2. Select if homology is to be included or excluded.
- Homology is included by default.

3. Select the method of clustering.
- Average is the default method of clustering.
- There are five methods of clustering. They are listed in the
methods section.

### Understanding your Results

#### Visualization Types

There are two methods for visualizing your clustering results.

**Force Directed Graph**

![](../assets/images/Forced-directed-graph.png "fig:Forced-directed-graph.png")

- Tree representation of each cluster.
- Clear depiction of hierarchy.
- The most opaque node of a tree represents the clusters root.

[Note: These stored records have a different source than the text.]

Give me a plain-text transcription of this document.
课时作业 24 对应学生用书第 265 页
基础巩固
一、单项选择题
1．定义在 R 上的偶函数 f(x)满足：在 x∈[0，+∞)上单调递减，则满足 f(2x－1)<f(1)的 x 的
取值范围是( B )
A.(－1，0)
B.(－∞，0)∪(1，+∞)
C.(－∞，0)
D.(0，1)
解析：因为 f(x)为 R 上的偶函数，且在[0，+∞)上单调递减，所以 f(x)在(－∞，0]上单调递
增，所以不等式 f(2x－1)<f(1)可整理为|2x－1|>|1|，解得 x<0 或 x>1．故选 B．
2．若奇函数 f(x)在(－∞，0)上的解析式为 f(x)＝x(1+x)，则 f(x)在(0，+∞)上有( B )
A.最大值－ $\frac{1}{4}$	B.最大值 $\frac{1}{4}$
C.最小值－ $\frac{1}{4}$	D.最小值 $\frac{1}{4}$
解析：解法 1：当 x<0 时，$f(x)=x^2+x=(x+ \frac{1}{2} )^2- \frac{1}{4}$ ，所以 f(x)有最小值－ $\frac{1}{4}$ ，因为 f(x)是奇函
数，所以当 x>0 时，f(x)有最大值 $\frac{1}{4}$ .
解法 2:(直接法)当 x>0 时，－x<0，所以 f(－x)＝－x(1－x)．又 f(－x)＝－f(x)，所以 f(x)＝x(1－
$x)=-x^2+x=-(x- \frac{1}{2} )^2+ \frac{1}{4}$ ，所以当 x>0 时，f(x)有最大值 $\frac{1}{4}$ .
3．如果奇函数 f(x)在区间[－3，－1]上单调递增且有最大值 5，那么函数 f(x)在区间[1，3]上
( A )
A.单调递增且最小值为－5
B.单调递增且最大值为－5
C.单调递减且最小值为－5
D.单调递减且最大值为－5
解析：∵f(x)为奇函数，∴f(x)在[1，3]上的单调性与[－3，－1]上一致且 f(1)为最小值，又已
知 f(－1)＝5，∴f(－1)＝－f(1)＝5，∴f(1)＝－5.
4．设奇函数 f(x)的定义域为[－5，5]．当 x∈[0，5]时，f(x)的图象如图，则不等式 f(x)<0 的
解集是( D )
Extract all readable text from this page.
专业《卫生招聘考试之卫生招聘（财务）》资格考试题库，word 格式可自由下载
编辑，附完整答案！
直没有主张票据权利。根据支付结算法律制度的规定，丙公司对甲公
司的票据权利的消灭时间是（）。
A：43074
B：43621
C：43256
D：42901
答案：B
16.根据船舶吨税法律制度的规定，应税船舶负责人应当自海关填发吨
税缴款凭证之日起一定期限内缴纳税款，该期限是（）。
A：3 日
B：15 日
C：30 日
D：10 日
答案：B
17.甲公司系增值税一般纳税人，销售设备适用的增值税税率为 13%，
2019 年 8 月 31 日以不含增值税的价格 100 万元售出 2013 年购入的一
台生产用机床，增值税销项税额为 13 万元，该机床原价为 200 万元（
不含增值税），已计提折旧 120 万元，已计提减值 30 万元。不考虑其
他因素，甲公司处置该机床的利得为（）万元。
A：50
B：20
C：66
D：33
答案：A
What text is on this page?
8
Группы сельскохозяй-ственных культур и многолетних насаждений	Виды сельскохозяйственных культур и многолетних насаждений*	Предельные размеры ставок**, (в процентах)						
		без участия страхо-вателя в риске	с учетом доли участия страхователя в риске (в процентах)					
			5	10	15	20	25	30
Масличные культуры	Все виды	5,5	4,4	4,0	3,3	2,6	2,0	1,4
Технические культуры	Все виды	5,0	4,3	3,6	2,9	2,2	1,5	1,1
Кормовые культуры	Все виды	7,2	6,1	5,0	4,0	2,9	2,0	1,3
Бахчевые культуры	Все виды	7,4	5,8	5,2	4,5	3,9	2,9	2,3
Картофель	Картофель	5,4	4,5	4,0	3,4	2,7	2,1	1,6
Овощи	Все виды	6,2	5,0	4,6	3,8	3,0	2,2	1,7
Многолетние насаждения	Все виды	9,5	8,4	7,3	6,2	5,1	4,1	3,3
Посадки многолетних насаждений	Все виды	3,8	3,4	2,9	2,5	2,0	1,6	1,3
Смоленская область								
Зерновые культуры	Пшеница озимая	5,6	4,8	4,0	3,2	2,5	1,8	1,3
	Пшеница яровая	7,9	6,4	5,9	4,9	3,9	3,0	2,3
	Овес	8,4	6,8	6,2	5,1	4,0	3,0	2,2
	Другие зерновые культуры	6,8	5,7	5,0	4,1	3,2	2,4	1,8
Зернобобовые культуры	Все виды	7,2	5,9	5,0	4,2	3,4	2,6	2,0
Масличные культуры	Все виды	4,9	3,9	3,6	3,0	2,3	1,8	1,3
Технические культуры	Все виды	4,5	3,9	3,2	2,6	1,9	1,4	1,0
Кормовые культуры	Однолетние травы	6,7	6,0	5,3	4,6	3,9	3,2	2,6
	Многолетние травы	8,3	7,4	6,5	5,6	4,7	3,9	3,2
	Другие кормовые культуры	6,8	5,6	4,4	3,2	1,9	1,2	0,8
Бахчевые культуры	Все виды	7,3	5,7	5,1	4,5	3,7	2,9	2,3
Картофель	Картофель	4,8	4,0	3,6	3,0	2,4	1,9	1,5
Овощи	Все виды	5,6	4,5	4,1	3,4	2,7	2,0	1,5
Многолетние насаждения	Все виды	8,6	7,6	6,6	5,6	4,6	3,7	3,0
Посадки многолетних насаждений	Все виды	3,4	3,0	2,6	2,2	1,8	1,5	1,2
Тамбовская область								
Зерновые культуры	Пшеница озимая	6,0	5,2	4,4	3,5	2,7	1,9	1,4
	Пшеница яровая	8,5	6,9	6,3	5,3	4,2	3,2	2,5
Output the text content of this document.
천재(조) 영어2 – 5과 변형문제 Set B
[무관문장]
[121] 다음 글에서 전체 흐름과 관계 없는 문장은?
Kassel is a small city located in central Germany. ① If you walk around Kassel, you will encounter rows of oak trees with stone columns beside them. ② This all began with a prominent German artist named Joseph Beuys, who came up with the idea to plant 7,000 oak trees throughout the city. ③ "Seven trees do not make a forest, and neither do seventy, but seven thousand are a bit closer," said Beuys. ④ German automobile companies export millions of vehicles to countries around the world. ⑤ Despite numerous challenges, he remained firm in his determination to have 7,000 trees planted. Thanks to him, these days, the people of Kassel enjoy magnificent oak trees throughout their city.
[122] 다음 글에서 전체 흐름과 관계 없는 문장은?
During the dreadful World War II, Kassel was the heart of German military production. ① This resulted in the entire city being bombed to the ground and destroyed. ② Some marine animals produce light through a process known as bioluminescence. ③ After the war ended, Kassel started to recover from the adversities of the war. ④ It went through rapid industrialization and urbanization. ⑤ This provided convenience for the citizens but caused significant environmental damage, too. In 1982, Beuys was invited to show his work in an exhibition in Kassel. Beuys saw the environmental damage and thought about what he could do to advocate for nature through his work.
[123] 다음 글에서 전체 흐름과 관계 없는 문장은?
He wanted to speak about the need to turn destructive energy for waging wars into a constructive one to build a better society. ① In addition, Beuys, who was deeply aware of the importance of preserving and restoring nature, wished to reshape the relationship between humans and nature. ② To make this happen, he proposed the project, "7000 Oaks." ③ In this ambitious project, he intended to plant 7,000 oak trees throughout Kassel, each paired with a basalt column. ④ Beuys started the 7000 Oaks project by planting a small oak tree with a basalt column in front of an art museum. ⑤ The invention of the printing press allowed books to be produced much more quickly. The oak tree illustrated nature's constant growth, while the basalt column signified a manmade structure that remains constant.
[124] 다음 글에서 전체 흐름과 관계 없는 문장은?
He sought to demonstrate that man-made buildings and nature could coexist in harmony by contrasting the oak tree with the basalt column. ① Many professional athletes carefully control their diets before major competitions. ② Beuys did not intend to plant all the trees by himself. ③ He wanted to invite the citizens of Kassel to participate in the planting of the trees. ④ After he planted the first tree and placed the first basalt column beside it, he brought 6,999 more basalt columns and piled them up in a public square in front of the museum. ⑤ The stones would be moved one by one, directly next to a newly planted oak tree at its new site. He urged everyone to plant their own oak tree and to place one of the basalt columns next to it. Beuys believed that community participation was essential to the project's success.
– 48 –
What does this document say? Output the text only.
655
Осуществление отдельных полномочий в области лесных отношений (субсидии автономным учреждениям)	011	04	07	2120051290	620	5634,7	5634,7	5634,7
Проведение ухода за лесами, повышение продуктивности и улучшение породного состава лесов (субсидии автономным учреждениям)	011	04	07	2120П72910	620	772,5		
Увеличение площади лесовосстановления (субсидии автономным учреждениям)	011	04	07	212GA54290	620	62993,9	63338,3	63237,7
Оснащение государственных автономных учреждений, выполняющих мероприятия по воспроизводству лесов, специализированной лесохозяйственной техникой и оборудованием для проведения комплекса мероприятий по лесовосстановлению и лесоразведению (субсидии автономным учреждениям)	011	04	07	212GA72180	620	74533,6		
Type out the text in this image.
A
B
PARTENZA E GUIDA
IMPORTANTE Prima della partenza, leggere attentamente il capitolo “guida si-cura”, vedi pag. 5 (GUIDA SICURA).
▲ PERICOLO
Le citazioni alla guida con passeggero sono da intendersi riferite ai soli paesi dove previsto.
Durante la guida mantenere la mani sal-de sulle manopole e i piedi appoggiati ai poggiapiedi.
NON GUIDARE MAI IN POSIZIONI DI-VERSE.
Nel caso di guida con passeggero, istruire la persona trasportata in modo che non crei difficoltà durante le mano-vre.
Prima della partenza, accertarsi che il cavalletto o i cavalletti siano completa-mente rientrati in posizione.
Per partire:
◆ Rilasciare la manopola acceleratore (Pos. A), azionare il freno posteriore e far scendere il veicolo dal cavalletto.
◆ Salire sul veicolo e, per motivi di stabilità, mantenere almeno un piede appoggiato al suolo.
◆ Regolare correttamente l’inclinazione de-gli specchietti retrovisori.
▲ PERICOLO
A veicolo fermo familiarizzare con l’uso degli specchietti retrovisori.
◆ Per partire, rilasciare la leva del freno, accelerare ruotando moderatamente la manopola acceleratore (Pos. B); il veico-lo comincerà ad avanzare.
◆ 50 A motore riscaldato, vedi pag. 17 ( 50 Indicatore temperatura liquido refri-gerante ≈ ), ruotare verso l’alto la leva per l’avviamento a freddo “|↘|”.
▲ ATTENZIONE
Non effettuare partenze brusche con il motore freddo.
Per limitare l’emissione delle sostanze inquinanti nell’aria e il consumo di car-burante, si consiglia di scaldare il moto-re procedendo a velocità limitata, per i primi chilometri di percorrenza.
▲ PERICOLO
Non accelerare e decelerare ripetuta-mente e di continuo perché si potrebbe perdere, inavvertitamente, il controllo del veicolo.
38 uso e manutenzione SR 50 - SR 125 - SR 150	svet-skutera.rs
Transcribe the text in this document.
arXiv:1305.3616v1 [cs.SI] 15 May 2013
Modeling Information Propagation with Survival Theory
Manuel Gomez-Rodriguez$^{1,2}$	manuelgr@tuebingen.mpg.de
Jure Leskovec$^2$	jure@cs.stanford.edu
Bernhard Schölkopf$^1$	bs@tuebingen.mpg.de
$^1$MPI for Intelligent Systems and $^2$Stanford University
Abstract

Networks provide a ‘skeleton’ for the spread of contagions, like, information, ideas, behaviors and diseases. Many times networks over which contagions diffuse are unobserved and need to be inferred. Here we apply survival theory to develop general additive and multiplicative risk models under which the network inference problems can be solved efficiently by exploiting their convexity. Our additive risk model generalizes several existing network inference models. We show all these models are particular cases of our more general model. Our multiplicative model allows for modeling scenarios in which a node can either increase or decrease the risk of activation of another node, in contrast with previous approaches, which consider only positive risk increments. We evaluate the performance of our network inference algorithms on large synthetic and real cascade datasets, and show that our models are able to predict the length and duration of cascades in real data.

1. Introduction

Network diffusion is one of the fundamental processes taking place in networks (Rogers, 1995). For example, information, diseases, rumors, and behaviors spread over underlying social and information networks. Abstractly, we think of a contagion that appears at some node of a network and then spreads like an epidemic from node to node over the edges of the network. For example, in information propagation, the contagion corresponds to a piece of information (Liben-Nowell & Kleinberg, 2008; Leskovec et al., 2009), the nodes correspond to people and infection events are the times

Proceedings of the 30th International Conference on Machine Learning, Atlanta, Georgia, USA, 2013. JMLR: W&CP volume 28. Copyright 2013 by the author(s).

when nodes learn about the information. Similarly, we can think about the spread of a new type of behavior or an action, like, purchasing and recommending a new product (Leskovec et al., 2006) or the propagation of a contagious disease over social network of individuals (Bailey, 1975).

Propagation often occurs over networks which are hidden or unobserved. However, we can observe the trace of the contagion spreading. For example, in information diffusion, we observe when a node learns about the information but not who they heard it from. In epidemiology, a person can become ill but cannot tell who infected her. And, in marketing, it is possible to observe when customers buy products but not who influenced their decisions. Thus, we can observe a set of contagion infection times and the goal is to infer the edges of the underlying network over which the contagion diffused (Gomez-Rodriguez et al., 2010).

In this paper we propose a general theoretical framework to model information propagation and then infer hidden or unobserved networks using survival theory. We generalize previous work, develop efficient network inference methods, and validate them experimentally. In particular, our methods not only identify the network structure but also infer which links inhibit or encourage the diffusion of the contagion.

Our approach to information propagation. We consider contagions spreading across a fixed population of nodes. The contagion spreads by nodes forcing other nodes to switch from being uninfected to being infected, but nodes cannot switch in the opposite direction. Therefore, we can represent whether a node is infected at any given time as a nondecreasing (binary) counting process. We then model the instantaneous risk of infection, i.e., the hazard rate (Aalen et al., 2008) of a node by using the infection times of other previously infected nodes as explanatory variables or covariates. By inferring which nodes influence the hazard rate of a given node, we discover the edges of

- Each node is classified as one of the following:
- **Cluster** - Grouping of gene sets
- The opacity of the nodes is based on the Jaccard Similarity of its children. The more similar the gene sets, the darker the cluster.
- On Hover: Reveals Jaccard Similarity of its child nodes. Reveals set notation of the containing hierarchy.

![](../assets/images/Cluster-onHover.png "fig:Cluster-onHover.png")

* On Click: Collapses (absorbs its children).


![](../assets/images/Cluster-onClick.png "fig:Cluster-onClick.png")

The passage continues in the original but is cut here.